Guardo fuori dal finestrino, il buio ci avvolge, è notte fonda.
Sono passate già dieci ore di volo, manca ancora molto per arrivare a Sidney.
È successo tutto così in fretta, i bagagli preparati in velocità, tutti i miei vestiti stropicciati, neanche il tempo di controllare di aver preso tutto; la corsa verso la macchina, appena finito il concerto, la corsa in aeroporto, la corsa per trovare un volo adatto, i controlli fatti velocemente: Michael, talmente stanco, si è fatto fermare perché non ha tolto la cintura... gli occhi di Luke che hanno puntato al cielo, il suo sospiro rumoroso, la sua impazienza che ha travolto tutti noi.

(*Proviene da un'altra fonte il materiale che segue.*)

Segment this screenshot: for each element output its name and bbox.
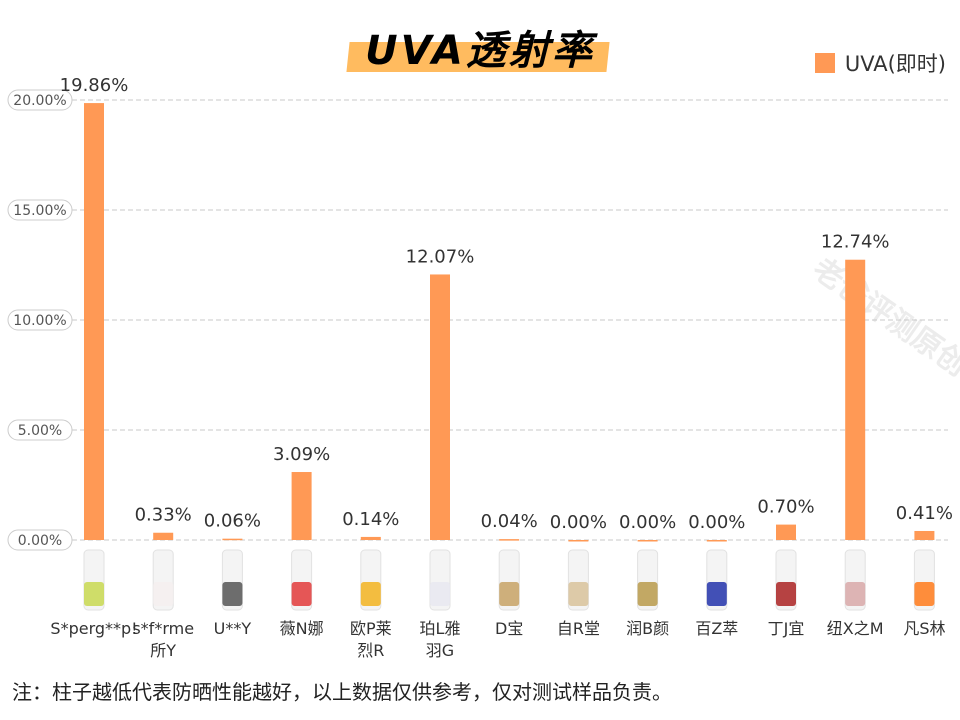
product-image-accent <box>914 582 935 606</box>
product-image-accent <box>776 582 796 606</box>
chart-title-text: UVA透射率 <box>365 28 595 74</box>
data-label: 12.07% <box>406 246 475 267</box>
y-tick-label: 5.00% <box>18 423 62 439</box>
bar <box>291 472 312 540</box>
data-label: 0.70% <box>757 497 814 518</box>
y-tick-box <box>7 199 73 221</box>
x-tick-label: U**Y <box>214 619 252 638</box>
data-label: 3.09% <box>273 444 330 465</box>
x-tick-label: 羽G <box>426 641 454 660</box>
legend: UVA(即时) <box>814 48 946 78</box>
bar <box>499 539 520 541</box>
bar-chart: 0.00% 5.00% 10.00% 15.00% 20.00%19.86% S*perg… <box>7 75 953 660</box>
bar <box>430 274 450 540</box>
footnote: 注：柱子越低代表防晒性能越好，以上数据仅供参考，仅对测试样品负责。 <box>12 680 672 704</box>
y-tick-box <box>7 89 73 111</box>
x-tick-label: 百Z萃 <box>695 619 738 638</box>
x-tick-label: s*f*rme <box>132 619 194 638</box>
data-label: 0.14% <box>342 509 399 530</box>
bar <box>153 532 174 540</box>
product-image-accent <box>360 582 381 606</box>
bar <box>914 530 935 540</box>
product-image-accent <box>291 582 312 606</box>
x-tick-label: D宝 <box>495 619 523 638</box>
x-tick-label: 珀L雅 <box>420 619 461 638</box>
x-tick-label: 自R堂 <box>557 619 600 638</box>
legend-swatch <box>814 53 835 73</box>
y-tick-label: 10.00% <box>13 313 66 329</box>
y-tick-label: 20.00% <box>13 93 66 109</box>
y-tick-box <box>7 419 73 441</box>
x-tick-label: 凡S林 <box>903 619 945 638</box>
data-label: 12.74% <box>821 232 890 253</box>
chart-title: UVA透射率 <box>340 14 620 74</box>
x-tick-label: S*perg**p! <box>50 619 137 638</box>
x-tick-label: 欧P莱 <box>350 619 392 638</box>
data-label: 0.41% <box>896 503 953 524</box>
bar <box>637 540 658 542</box>
legend-label: UVA(即时) <box>844 52 946 76</box>
product-image-accent <box>430 582 450 606</box>
x-tick-label: 纽X之M <box>827 619 884 638</box>
product-image-accent <box>222 582 243 606</box>
data-label: 0.00% <box>550 512 607 533</box>
product-image-accent <box>706 582 727 606</box>
bar <box>568 540 589 542</box>
product-image-accent <box>568 582 589 606</box>
product-image-accent <box>845 582 866 606</box>
bar <box>776 524 796 540</box>
bar <box>222 538 243 541</box>
bar <box>360 536 381 540</box>
y-tick-box <box>7 529 73 551</box>
product-image-accent <box>84 582 104 606</box>
x-tick-label: 烈R <box>357 641 384 660</box>
product-image-accent <box>153 582 174 606</box>
y-tick-box <box>7 309 73 331</box>
product-image-accent <box>499 582 520 606</box>
data-label: 0.00% <box>619 512 676 533</box>
y-tick-label: 15.00% <box>13 203 66 219</box>
bar <box>706 540 727 542</box>
data-label: 0.33% <box>135 505 192 526</box>
data-label: 19.86% <box>60 75 129 96</box>
x-tick-label: 薇N娜 <box>280 619 324 638</box>
y-tick-label: 0.00% <box>18 533 62 549</box>
data-label: 0.00% <box>688 512 745 533</box>
bar <box>84 103 104 540</box>
bar <box>845 259 866 540</box>
product-image-accent <box>637 582 658 606</box>
data-label: 0.06% <box>204 511 261 532</box>
x-tick-label: 丁J宜 <box>768 619 805 638</box>
x-tick-label: 润B颜 <box>626 619 669 638</box>
data-label: 0.04% <box>481 511 538 532</box>
x-tick-label: 所Y <box>150 641 176 660</box>
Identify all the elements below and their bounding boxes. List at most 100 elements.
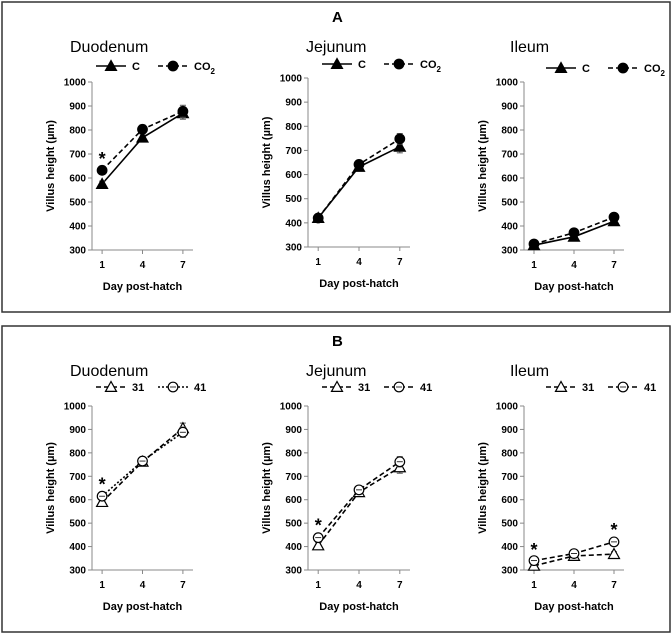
legend-marker [330,380,344,392]
series-co2 [96,104,189,176]
x-tick-label: 7 [611,260,617,271]
chart-jejunum: Jejunum 300 400 500 600 700 800 900 1000 1 4 7 Day p… [261,363,432,613]
y-tick-label: 700 [501,472,518,483]
y-tick-label: 500 [285,519,302,530]
data-point [394,133,406,145]
data-point [568,227,580,239]
legend-label: C [582,63,590,75]
legend-marker [554,61,568,74]
y-tick-label: 600 [69,495,86,506]
y-tick-label: 900 [501,102,518,113]
x-tick-label: 4 [571,580,577,591]
data-point [311,538,325,551]
x-tick-label: 7 [397,257,403,268]
legend-label-text: 31 [358,382,370,394]
y-tick-label: 300 [285,566,302,577]
x-tick-label: 1 [531,260,537,271]
legend-label: CO2 [420,59,442,74]
legend-marker [104,380,118,392]
y-tick-label: 500 [69,198,86,209]
legend-label-subscript: 2 [211,67,216,76]
data-point [137,123,148,135]
legend-label-text: 41 [194,382,206,394]
y-tick-label: 600 [501,495,518,506]
series-co2 [528,211,620,250]
y-tick-label: 600 [285,495,302,506]
y-tick-label: 800 [69,126,86,137]
y-tick-label: 400 [285,218,302,229]
y-tick-label: 1000 [280,402,303,413]
series-line [317,461,401,539]
y-tick-label: 400 [501,222,518,233]
legend-label-text: CO [194,61,211,73]
legend-label-text: C [132,61,140,73]
y-tick-label: 300 [501,246,518,257]
x-tick-label: 7 [180,260,186,271]
y-tick-label: 400 [285,542,302,553]
x-tick-label: 4 [140,260,146,271]
x-tick-label: 1 [315,580,321,591]
legend-label-text: C [358,59,366,71]
legend-label: C [132,61,140,73]
panel-box-b [1,325,671,633]
legend-label-subscript: 2 [661,69,666,78]
legend-marker [330,57,344,70]
x-tick-label: 4 [140,580,146,591]
y-tick-label: 1000 [280,74,303,85]
legend-label: 31 [582,382,594,394]
y-tick-label: 300 [69,566,86,577]
y-tick-label: 400 [69,222,86,233]
legend-label-text: CO [420,59,437,71]
x-axis-label: Day post-hatch [534,281,614,293]
panel-box-a [1,1,671,313]
legend-marker [104,59,118,72]
x-tick-label: 4 [571,260,577,271]
legend-label: 31 [132,382,144,394]
data-point [135,130,150,143]
x-axis-label: Day post-hatch [319,601,399,613]
y-tick-label: 700 [285,472,302,483]
chart-title: Jejunum [306,363,366,380]
data-point [96,164,108,176]
legend-label: CO2 [194,61,216,76]
legend-label: 41 [644,382,656,394]
y-axis-label: Villus height (µm) [477,120,489,212]
legend-label: 41 [194,382,206,394]
y-tick-label: 600 [69,174,86,185]
legend-label-text: CO [644,63,661,75]
data-point [177,105,189,117]
series-line [317,138,401,219]
data-point [608,211,620,223]
legend-marker [554,380,568,392]
significance-star: * [530,540,537,560]
legend: C CO2 [546,61,666,78]
y-tick-label: 700 [69,472,86,483]
panel-label: A [332,9,343,26]
x-axis-label: Day post-hatch [319,278,399,290]
x-tick-label: 1 [99,580,105,591]
y-tick-label: 700 [285,146,302,157]
legend: C CO2 [96,59,216,76]
y-tick-label: 800 [285,448,302,459]
chart-title: Duodenum [70,363,148,380]
y-tick-label: 800 [69,448,86,459]
y-tick-label: 500 [501,198,518,209]
y-tick-label: 500 [285,194,302,205]
series-41 [528,536,620,567]
chart-ileum: Ileum 300 400 500 600 700 800 900 1000 1 4 7 Day pos… [477,39,666,293]
y-tick-label: 1000 [64,402,87,413]
y-tick-label: 800 [501,448,518,459]
y-tick-label: 400 [501,542,518,553]
x-tick-label: 4 [356,580,362,591]
y-tick-label: 900 [69,425,86,436]
legend: C CO2 [322,57,442,74]
significance-star: * [99,149,106,169]
y-tick-label: 600 [501,174,518,185]
legend-label: C [358,59,366,71]
y-tick-label: 1000 [496,78,519,89]
series-co2 [312,133,406,224]
legend-label-subscript: 2 [437,65,442,74]
chart-title: Duodenum [70,39,148,56]
legend-label-text: 41 [420,382,432,394]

Non ha voluto aspettare un secondo di più, non ha voluto esitare neanche un momento: il tour europeo non lo dobbiamo fare, perché aspettare due settimane per tornare a casa? Non serve aspettare, bisogna correre a casa, bisogna sbrigarsi, bisogna tornare da June.

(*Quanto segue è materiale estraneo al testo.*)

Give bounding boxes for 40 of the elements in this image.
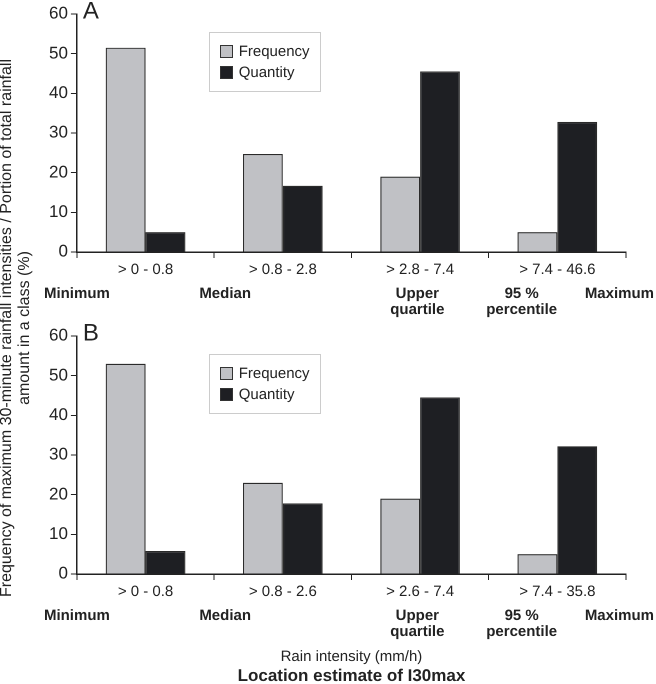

Non ho neanche avuto il tempo di avvisarla e se devo essere sincero, meglio che io non mi intrometta: lo sguardo di Luke mi basta a farmi sentire uno schifo, a farmi sentire un pessimo amico.
Ma perché non lo capisce? Perché non capisce che l'ho fatto per June?
Cosa dovevo fare? Non ascoltarla? Darle contro? La decisione spettava solo a lei, non a me; ma alla fine, quello falso, ipocrita e stronzo sono io.
Sospiro.
Non riesco a dormire, sono troppo agitato.
Fisso Luke, davanti a me, che avvolto dalla sua coperta bianca, dorme: la bocca un po' aperta, i muscoli rilassati, quel respiro profondo.
Sospiro.
Voglio che mi perdoni sta volta, non merito di essere trattato così, io voglio bene ad entrambi, io cerco solo di aiutarli.

Quando atterriamo a Sidney, sono le quattro e un quarto di pomeriggio: il sole splende come non mai, l'aria di casa ci avvolge, nessuno però, ad aspettarci in aeroporto, neanche una fan, neanche un viso familiare, nessuno sa del nostro ritorno, nessuno sa della nostra improvvisata, faremo una sorpresa a tutti.
Michael si regge in piedi per miracolo, lui e Calum prendono un taxi per andare verso casa; io, Luke e Liz, restiamo insieme, a guardarci, o meglio, i due biondi mi fissano, come se dovessi dare io ordini o informazioni, ma io non so nulla, non so se mia sorella è a casa, non so se è a lavoro, sono appena arrivato anche io e l'ultima volta che l'ho sentita, risale a una settimana fa.
-Andiamo a casa allora, Luke- dice Liz, rivolgendosi al figlio, appoggiando una mano sulla sua spalla, ma lui si sposta.
-Vai tu a casa, io vado da Ashton- dice secco e lei non osa neanche rispondere: hanno litigato fino all'esaurimento, hanno urlato anche troppo, sono stanchi di ripetere le stesse cose, sono stanchi di voler difendere le proprie idee.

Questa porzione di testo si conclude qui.